Available files are as follows:
Figures are also provided for each system, and are linked from the main catalog by the letter "P" in one of the righthand columns. The figures include all measures in the WDS, as well as the linear fits whose elements are given in the main catalog (shown as a solid black line). Individual measures in these figures are color-coded as in the Orbit Catalog; green, blue, and purple indicate micrometric, interferometric, and photographic/CCD measures, respectively, while red symbols indicate measures from space-based instruments (Hipparcos, Tycho, Gaia, etc.). Measures are connected to their predicted locations by "O-C" lines; measures given zero weight are indicates by dotted O-C's. A dashed line runs from the origin to the predicted relative separation and angle at time T0.

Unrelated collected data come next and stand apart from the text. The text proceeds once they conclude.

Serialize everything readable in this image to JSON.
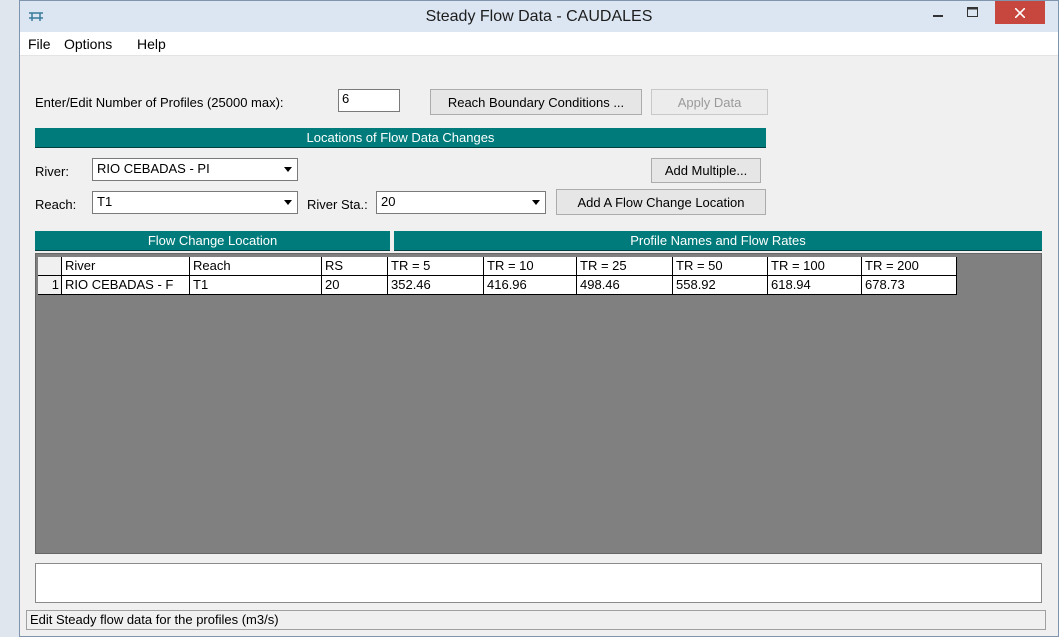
{
  "window": {
    "title": "Steady Flow Data - CAUDALES"
  },
  "menu": {
    "file": "File",
    "options": "Options",
    "help": "Help"
  },
  "profiles": {
    "label": "Enter/Edit Number of Profiles (25000 max):",
    "value": "6",
    "reach_bc_button": "Reach Boundary Conditions ...",
    "apply_button": "Apply Data"
  },
  "locations": {
    "header": "Locations of Flow Data Changes",
    "river_label": "River:",
    "river_value": "RIO CEBADAS - PI",
    "add_multiple_button": "Add Multiple...",
    "reach_label": "Reach:",
    "reach_value": "T1",
    "river_sta_label": "River Sta.:",
    "river_sta_value": "20",
    "add_location_button": "Add A Flow Change Location"
  },
  "table": {
    "left_header": "Flow Change Location",
    "right_header": "Profile Names and Flow Rates",
    "columns": [
      "River",
      "Reach",
      "RS",
      "TR = 5",
      "TR = 10",
      "TR = 25",
      "TR = 50",
      "TR = 100",
      "TR = 200"
    ],
    "rows": [
      {
        "num": "1",
        "cells": [
          "RIO CEBADAS - F",
          "T1",
          "20",
          "352.46",
          "416.96",
          "498.46",
          "558.92",
          "618.94",
          "678.73"
        ]
      }
    ]
  },
  "status": {
    "text": "Edit Steady flow data for the profiles (m3/s)"
  },
  "colors": {
    "header_teal": "#007b7b",
    "grid_bg": "#808080",
    "close_red": "#c7463d"
  }
}
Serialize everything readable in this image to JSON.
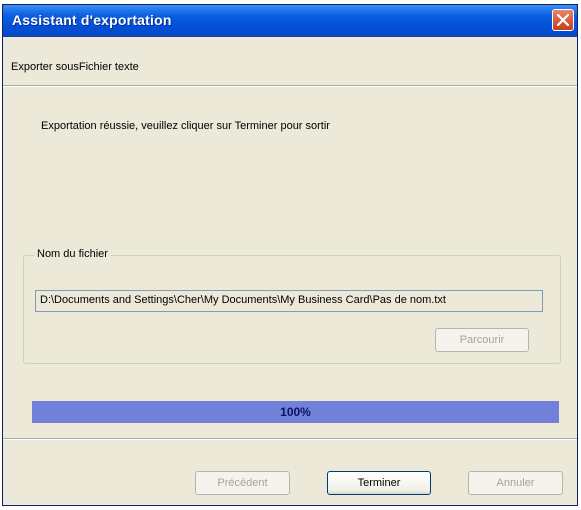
{
  "window": {
    "title": "Assistant d'exportation"
  },
  "header": {
    "export_type": "Exporter sousFichier texte"
  },
  "main": {
    "message": "Exportation réussie, veuillez cliquer sur Terminer pour sortir"
  },
  "file_group": {
    "label": "Nom du fichier",
    "path_value": "D:\\Documents and Settings\\Cher\\My Documents\\My Business Card\\Pas de nom.txt",
    "browse_label": "Parcourir"
  },
  "progress": {
    "value": 100,
    "text": "100%"
  },
  "footer": {
    "previous_label": "Précédent",
    "finish_label": "Terminer",
    "cancel_label": "Annuler"
  },
  "colors": {
    "titlebar": "#0a5fe0",
    "progress_fill": "#7180d8",
    "close_button": "#d75a3c"
  }
}
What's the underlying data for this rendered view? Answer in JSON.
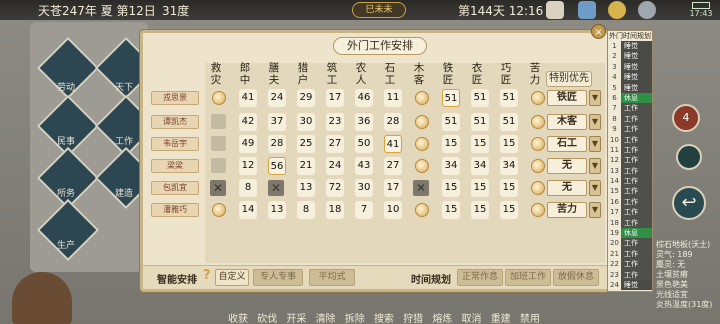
{
  "topbar": {
    "date": "天苍247年 夏 第12日",
    "temperature": "31度",
    "season_tag": "巳未未",
    "day_time": "第144天 12:16",
    "battery_time": "17:43"
  },
  "dialog": {
    "title": "外门工作安排",
    "close": "×",
    "special_header": "特别优先",
    "columns": [
      "救灾",
      "郎中",
      "膳夫",
      "猎户",
      "筑工",
      "农人",
      "石工",
      "木客",
      "铁匠",
      "衣匠",
      "巧匠",
      "苦力"
    ],
    "rows": [
      {
        "name": "戎思景",
        "cells": [
          "c",
          "41",
          "24",
          "29",
          "17",
          "46",
          "11",
          "c",
          "51h",
          "51",
          "51",
          "c"
        ],
        "special": "铁匠"
      },
      {
        "name": "谭凯杰",
        "cells": [
          "s",
          "42",
          "37",
          "30",
          "23",
          "36",
          "28",
          "c",
          "51",
          "51",
          "51",
          "c"
        ],
        "special": "木客"
      },
      {
        "name": "韦岳宇",
        "cells": [
          "s",
          "49",
          "28",
          "25",
          "27",
          "50",
          "41h",
          "c",
          "15",
          "15",
          "15",
          "c"
        ],
        "special": "石工"
      },
      {
        "name": "梁梁",
        "cells": [
          "s",
          "12",
          "56h",
          "21",
          "24",
          "43",
          "27",
          "c",
          "34",
          "34",
          "34",
          "c"
        ],
        "special": "无"
      },
      {
        "name": "包凯宜",
        "cells": [
          "x",
          "8",
          "x",
          "13",
          "72",
          "30",
          "17",
          "x",
          "15",
          "15",
          "15",
          "c"
        ],
        "special": "无"
      },
      {
        "name": "潘雅巧",
        "cells": [
          "c",
          "14",
          "13",
          "8",
          "18",
          "7",
          "10",
          "c",
          "15",
          "15",
          "15",
          "c"
        ],
        "special": "苦力"
      }
    ],
    "bottom": {
      "smart_label": "智能安排",
      "help": "?",
      "custom": "自定义",
      "expert": "专人专事",
      "equal": "平均式",
      "time_label": "时间规划",
      "normal": "正常作息",
      "overtime": "加班工作",
      "rest": "放假休息"
    }
  },
  "schedule": {
    "title": "外门时间规划",
    "rows": [
      {
        "n": "1",
        "v": "睡觉",
        "t": "sleep"
      },
      {
        "n": "2",
        "v": "睡觉",
        "t": "sleep"
      },
      {
        "n": "3",
        "v": "睡觉",
        "t": "sleep"
      },
      {
        "n": "4",
        "v": "睡觉",
        "t": "sleep"
      },
      {
        "n": "5",
        "v": "睡觉",
        "t": "sleep"
      },
      {
        "n": "6",
        "v": "休息",
        "t": "rest"
      },
      {
        "n": "7",
        "v": "工作",
        "t": "work"
      },
      {
        "n": "8",
        "v": "工作",
        "t": "work"
      },
      {
        "n": "9",
        "v": "工作",
        "t": "work"
      },
      {
        "n": "10",
        "v": "工作",
        "t": "work"
      },
      {
        "n": "11",
        "v": "工作",
        "t": "work"
      },
      {
        "n": "12",
        "v": "工作",
        "t": "work"
      },
      {
        "n": "13",
        "v": "工作",
        "t": "work"
      },
      {
        "n": "14",
        "v": "工作",
        "t": "work"
      },
      {
        "n": "15",
        "v": "工作",
        "t": "work"
      },
      {
        "n": "16",
        "v": "工作",
        "t": "work"
      },
      {
        "n": "17",
        "v": "工作",
        "t": "work"
      },
      {
        "n": "18",
        "v": "工作",
        "t": "work"
      },
      {
        "n": "19",
        "v": "休息",
        "t": "rest"
      },
      {
        "n": "20",
        "v": "工作",
        "t": "work"
      },
      {
        "n": "21",
        "v": "工作",
        "t": "work"
      },
      {
        "n": "22",
        "v": "工作",
        "t": "work"
      },
      {
        "n": "23",
        "v": "工作",
        "t": "work"
      },
      {
        "n": "24",
        "v": "睡觉",
        "t": "sleep"
      }
    ]
  },
  "left_menu": [
    "劳动",
    "天下",
    "民事",
    "工作",
    "所务",
    "建造",
    "生产"
  ],
  "bottom_actions": [
    "收获",
    "砍伐",
    "开采",
    "清除",
    "拆除",
    "搜索",
    "狩猎",
    "熔炼",
    "取消",
    "重建",
    "禁用"
  ],
  "tile_info": {
    "line1": "棕石地板(沃土)",
    "line2": "灵气: 189",
    "line3": "麋灵: 无",
    "line4": "土壤贫瘠",
    "line5": "景色艳美",
    "line6": "光线适宜",
    "line7": "炎热温度(31度)"
  },
  "side_badge": "4",
  "colors": {
    "dialog_bg": "#eee4cc",
    "rest_green": "#2f8f45",
    "work_gray": "#4f4f4b",
    "highlight": "#d8a23c"
  }
}
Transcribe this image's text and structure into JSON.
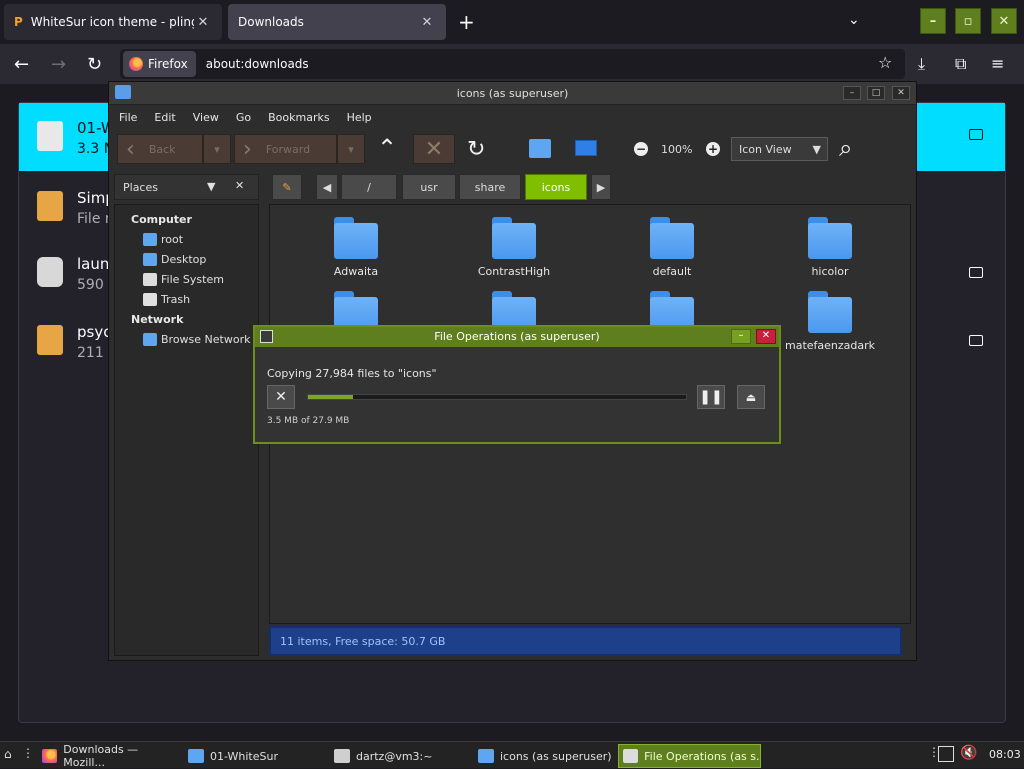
{
  "browser": {
    "tabs": [
      {
        "title": "WhiteSur icon theme - pling.com"
      },
      {
        "title": "Downloads"
      }
    ],
    "identity_label": "Firefox",
    "url": "about:downloads"
  },
  "downloads": [
    {
      "name": "01-W",
      "meta": "3.3 M",
      "selected": true
    },
    {
      "name": "Simp",
      "meta": "File r",
      "selected": false
    },
    {
      "name": "laun",
      "meta": "590",
      "selected": false
    },
    {
      "name": "psyc",
      "meta": "211 M",
      "selected": false
    }
  ],
  "file_manager": {
    "title": "icons (as superuser)",
    "menu": [
      "File",
      "Edit",
      "View",
      "Go",
      "Bookmarks",
      "Help"
    ],
    "toolbar": {
      "back": "Back",
      "forward": "Forward",
      "zoom": "100%",
      "view_mode": "Icon View"
    },
    "places_label": "Places",
    "sidebar": {
      "computer_heading": "Computer",
      "computer_items": [
        "root",
        "Desktop",
        "File System",
        "Trash"
      ],
      "network_heading": "Network",
      "network_items": [
        "Browse Network"
      ]
    },
    "path": [
      "/",
      "usr",
      "share",
      "icons"
    ],
    "folders": [
      "Adwaita",
      "ContrastHigh",
      "default",
      "hicolor",
      "",
      "",
      "",
      "matefaenzadark"
    ],
    "status": "11 items, Free space: 50.7 GB"
  },
  "file_operations": {
    "title": "File Operations (as superuser)",
    "message": "Copying 27,984 files to \"icons\"",
    "progress_fraction": 0.12,
    "detail": "3.5 MB of 27.9 MB"
  },
  "taskbar": {
    "items": [
      "Downloads — Mozill...",
      "01-WhiteSur",
      "dartz@vm3:~",
      "icons (as superuser)",
      "File Operations (as s..."
    ],
    "clock": "08:03"
  },
  "colors": {
    "accent": "#00ddff",
    "mate_green": "#5f7f1e",
    "folder_blue": "#4a98ef"
  }
}
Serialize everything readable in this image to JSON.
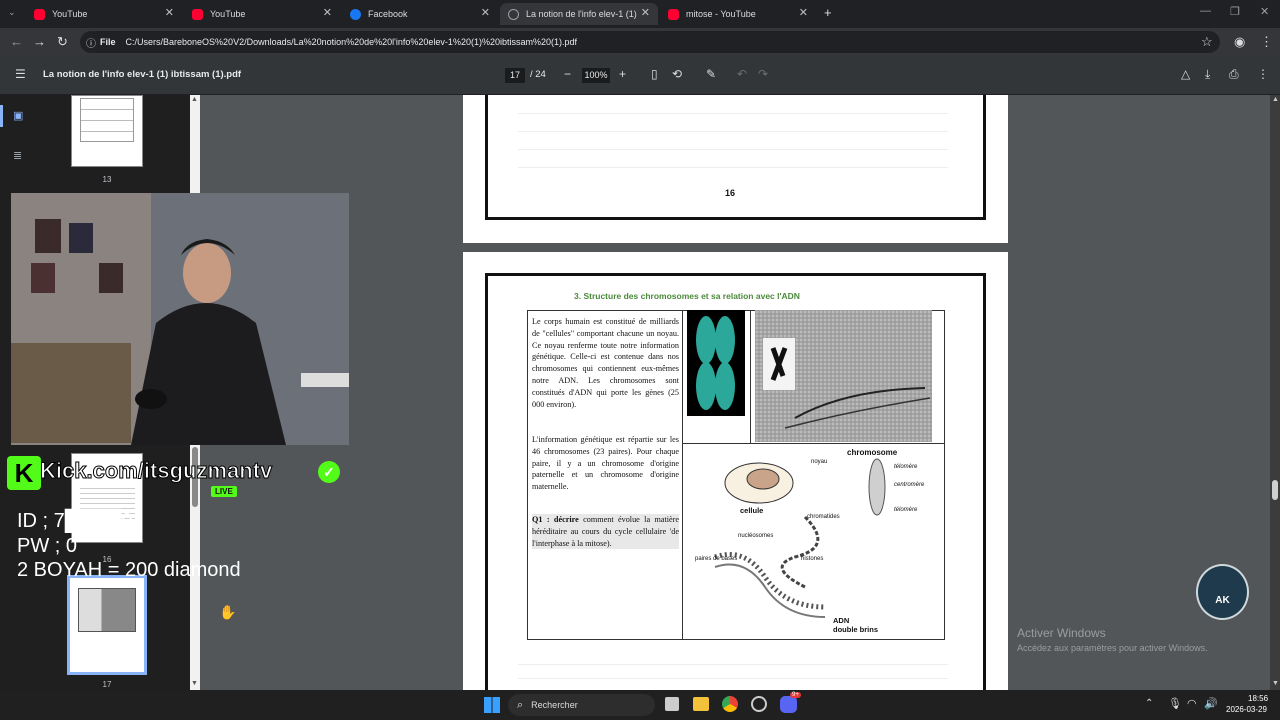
{
  "tabs": [
    {
      "title": "YouTube",
      "color": "#ff0033"
    },
    {
      "title": "YouTube",
      "color": "#ff0033"
    },
    {
      "title": "Facebook",
      "color": "#1877f2"
    },
    {
      "title": "La notion de l'info elev-1 (1) ib",
      "color": "#9aa0a6"
    },
    {
      "title": "mitose - YouTube",
      "color": "#ff0033"
    }
  ],
  "url": {
    "scheme": "File",
    "path": "C:/Users/BareboneOS%20V2/Downloads/La%20notion%20de%20l'info%20elev-1%20(1)%20ibtissam%20(1).pdf"
  },
  "pdf": {
    "filename": "La notion de l'info elev-1 (1) ibtissam (1).pdf",
    "page_current": "17",
    "page_total": "/ 24",
    "zoom": "100%"
  },
  "thumbs": {
    "n13": "13",
    "n16": "16",
    "n17": "17"
  },
  "doc": {
    "prev_page_number": "16",
    "section_title": "3. Structure des chromosomes et sa relation avec l'ADN",
    "paragraph1": "Le corps humain est constitué de milliards de \"cellules\" comportant chacune un noyau. Ce noyau renferme toute notre information génétique. Celle-ci est contenue dans nos chromosomes qui contiennent eux-mêmes notre ADN. Les chromosomes sont constitués d'ADN qui porte les gènes (25 000 environ).",
    "paragraph2": "L'information génétique est répartie sur les 46 chromosomes (23 paires). Pour chaque paire, il y a un chromosome d'origine paternelle et un chromosome d'origine maternelle.",
    "question_label": "Q1 : décrire",
    "question_text": "comment évolue la matière héréditaire au cours du cycle cellulaire 'de l'interphase à la mitose).",
    "diagram": {
      "chromosome": "chromosome",
      "noyau": "noyau",
      "telomere1": "télomère",
      "centromere": "centromère",
      "telomere2": "télomère",
      "cellule": "cellule",
      "chromatides": "chromatides",
      "nucleosomes": "nucléosomes",
      "histones": "histones",
      "paires": "paires de bases",
      "adn": "ADN",
      "double": "double brins"
    }
  },
  "overlay": {
    "kick": "Kick.com/itsguzmantv",
    "live": "LIVE",
    "id_line": "ID ; 7████9",
    "pw_line": "PW ; 0",
    "boyah_line": "2 BOYAH = 200 diamond",
    "ak": "AK"
  },
  "watermark": {
    "title": "Activer Windows",
    "subtitle": "Accédez aux paramètres pour activer Windows."
  },
  "taskbar": {
    "search": "Rechercher",
    "time": "18:56",
    "date": "2026-03-29",
    "notif": "9+"
  }
}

For those pairs with two sets of proper motions in the WDS, a red line indicates the differential proper motion predicted by these values. Since most of these proper motions are currently from the Hipparcos or Tycho-2 catalogs, the red lines intersect the least-squares fit to the data at the Hipparcos epoch of 1991.25. This will be modified as more Gaia proper motions are ingested into the WDS, however. The lengths of both the black and red lines correspond to a similar range of dates, usually roughly corresponding to the range of observation dates.


Conclusion

LIN2 currently includes fits for 1507 systems. Qualities of these fits vary considerably; some undoubtedly need more data, while others have not shown enough motion for a meaningful fit to be made in our lifetimes. These systems will be weeded out through further examination. Other systems in the WDS do show enough motion for a fit to be attempted; additional pairs will be added as they are discovered. Additional notes, astrometric data and proper motion information, as well as updated figures, will be added regularly, as well.

(Note: The initial version of LIN1 did not include a reference code for each solution, as all were done "in house". However, publication of linear elements by others prompted the editors to make a slight format change in July 2011 to include those references. Due to severe manpower constraints, however, we have now reverted back to including only in-house solutions for LIN2, as this allows for simpler, more automated updates.

Your comments regarding format, as well as notification of errors, are welcome.